Paris, which today takes over the EU presidency, says Europe must counter threats from conventional military powers as well as terrorism. To do so it needs to add a "political and security dimension" to European space policy, according to documents sent to EU governments ahead of a meeting later this month in French Guiana, home to the European launch pad.
"In Europe, space policy has always been motivated by scientific and technical reasons. The US, Russia, China and so on are motivated by politics. Even so, Europe is the second- or third-biggest space power in the world. Using political drive as well, it would be even more powerful," said a European diplomat familiar with the plans.
French ambitions range from setting up an EU spy satellite system to joining a manned US mission to Mars.
Paris wants to exploit synergies with existing civilian space projects. For example, Galileo, the €3.4bn ($5.4bn, £2.7bn) rival to the UScontrolled global positioning system, is classed as a transport project, although it could be used for military operations.

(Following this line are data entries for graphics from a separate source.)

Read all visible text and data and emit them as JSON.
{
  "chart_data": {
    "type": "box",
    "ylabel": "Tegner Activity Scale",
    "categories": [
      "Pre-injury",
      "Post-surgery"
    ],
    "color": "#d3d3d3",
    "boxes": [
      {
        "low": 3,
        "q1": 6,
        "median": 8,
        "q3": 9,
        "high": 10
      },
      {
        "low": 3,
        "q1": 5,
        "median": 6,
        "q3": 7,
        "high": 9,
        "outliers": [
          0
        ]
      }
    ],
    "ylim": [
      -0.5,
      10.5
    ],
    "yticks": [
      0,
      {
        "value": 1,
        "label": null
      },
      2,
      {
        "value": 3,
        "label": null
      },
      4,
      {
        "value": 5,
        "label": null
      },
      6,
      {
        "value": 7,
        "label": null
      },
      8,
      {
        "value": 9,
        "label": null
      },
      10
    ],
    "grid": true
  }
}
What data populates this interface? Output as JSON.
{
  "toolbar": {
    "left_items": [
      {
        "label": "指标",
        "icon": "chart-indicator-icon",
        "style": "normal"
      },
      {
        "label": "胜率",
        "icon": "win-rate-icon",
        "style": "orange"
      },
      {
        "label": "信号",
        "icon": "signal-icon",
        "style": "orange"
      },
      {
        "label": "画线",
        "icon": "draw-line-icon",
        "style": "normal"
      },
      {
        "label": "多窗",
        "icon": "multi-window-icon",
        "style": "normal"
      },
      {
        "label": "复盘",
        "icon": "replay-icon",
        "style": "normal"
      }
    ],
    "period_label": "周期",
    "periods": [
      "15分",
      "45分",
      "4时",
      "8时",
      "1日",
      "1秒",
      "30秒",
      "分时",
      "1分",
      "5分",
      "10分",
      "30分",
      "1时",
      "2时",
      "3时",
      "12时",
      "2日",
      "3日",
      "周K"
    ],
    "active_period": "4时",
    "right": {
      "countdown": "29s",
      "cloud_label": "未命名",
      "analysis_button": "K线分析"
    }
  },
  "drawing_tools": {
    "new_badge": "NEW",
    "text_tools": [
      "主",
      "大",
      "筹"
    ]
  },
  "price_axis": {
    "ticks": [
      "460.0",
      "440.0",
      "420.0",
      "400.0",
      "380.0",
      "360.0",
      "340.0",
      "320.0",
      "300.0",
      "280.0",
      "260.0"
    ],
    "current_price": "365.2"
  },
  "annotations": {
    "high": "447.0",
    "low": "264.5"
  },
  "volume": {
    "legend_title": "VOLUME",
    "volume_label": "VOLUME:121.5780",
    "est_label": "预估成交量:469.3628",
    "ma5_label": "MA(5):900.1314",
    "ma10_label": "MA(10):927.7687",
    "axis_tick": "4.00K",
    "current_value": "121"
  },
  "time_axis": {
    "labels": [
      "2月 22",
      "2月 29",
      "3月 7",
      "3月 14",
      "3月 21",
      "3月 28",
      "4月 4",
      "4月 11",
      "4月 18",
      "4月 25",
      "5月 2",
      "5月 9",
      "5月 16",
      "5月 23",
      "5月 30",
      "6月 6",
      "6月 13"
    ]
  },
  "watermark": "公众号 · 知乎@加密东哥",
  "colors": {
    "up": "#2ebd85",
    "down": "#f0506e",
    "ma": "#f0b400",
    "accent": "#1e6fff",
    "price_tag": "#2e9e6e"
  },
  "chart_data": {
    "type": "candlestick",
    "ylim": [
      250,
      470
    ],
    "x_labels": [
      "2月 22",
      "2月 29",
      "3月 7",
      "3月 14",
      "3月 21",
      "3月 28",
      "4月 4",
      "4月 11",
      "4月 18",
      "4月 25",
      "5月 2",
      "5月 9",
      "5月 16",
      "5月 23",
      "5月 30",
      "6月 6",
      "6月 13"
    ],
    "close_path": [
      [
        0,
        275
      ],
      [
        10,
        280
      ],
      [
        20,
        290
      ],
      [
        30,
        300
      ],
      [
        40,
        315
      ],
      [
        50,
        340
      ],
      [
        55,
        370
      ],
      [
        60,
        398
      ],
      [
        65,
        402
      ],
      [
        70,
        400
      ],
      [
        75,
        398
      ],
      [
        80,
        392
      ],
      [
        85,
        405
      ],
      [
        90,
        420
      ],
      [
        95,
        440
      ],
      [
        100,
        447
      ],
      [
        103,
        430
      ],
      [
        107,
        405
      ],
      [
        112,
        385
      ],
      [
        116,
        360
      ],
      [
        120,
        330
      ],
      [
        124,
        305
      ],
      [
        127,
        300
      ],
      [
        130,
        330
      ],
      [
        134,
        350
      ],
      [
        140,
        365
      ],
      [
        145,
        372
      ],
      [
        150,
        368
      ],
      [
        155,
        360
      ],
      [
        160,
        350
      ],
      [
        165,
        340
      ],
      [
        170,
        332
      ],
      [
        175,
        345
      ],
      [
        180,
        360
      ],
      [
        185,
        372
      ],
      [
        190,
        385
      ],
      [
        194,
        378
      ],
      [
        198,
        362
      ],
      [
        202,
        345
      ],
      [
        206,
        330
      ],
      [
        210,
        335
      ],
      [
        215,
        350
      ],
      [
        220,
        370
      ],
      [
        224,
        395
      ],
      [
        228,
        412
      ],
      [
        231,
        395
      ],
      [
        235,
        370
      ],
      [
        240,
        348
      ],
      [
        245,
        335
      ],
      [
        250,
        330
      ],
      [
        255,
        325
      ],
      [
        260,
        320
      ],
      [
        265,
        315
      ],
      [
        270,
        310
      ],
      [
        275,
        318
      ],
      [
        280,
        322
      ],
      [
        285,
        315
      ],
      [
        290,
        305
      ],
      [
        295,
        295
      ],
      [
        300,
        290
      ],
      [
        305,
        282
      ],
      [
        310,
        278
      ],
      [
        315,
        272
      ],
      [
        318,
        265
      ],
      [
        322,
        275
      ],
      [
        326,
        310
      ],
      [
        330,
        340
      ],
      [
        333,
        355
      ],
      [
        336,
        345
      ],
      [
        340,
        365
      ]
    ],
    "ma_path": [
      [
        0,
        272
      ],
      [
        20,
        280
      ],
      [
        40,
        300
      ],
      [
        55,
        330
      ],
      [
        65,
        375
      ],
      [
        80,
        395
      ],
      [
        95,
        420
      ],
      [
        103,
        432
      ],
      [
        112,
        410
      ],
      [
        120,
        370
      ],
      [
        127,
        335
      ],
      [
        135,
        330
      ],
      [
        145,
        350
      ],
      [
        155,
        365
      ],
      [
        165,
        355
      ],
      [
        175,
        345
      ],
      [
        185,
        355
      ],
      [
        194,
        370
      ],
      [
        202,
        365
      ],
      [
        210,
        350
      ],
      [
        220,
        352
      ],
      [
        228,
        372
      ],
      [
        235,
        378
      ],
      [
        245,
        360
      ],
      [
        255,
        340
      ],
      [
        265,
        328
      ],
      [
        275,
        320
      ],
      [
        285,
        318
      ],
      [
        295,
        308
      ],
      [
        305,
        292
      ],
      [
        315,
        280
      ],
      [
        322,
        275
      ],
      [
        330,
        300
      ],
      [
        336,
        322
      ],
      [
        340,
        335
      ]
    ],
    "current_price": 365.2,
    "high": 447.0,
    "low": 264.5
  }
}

The Paris-based European Space Agency, which controls the space programme and whose members include Norway and Switzerland as well as 15 EU member states, said it was working "hand-in-hand" on the strategy.
Franco Banacina, ESA spokesman, said a board meeting in November would map "new programmes that take into account new dimensions in which we will be working, like security and defence". The agency wants to boost its €2.8bn budget.
There was no question of amending the body's statutes that restrict it to peaceful activity, he said. "We are not talking about star wars."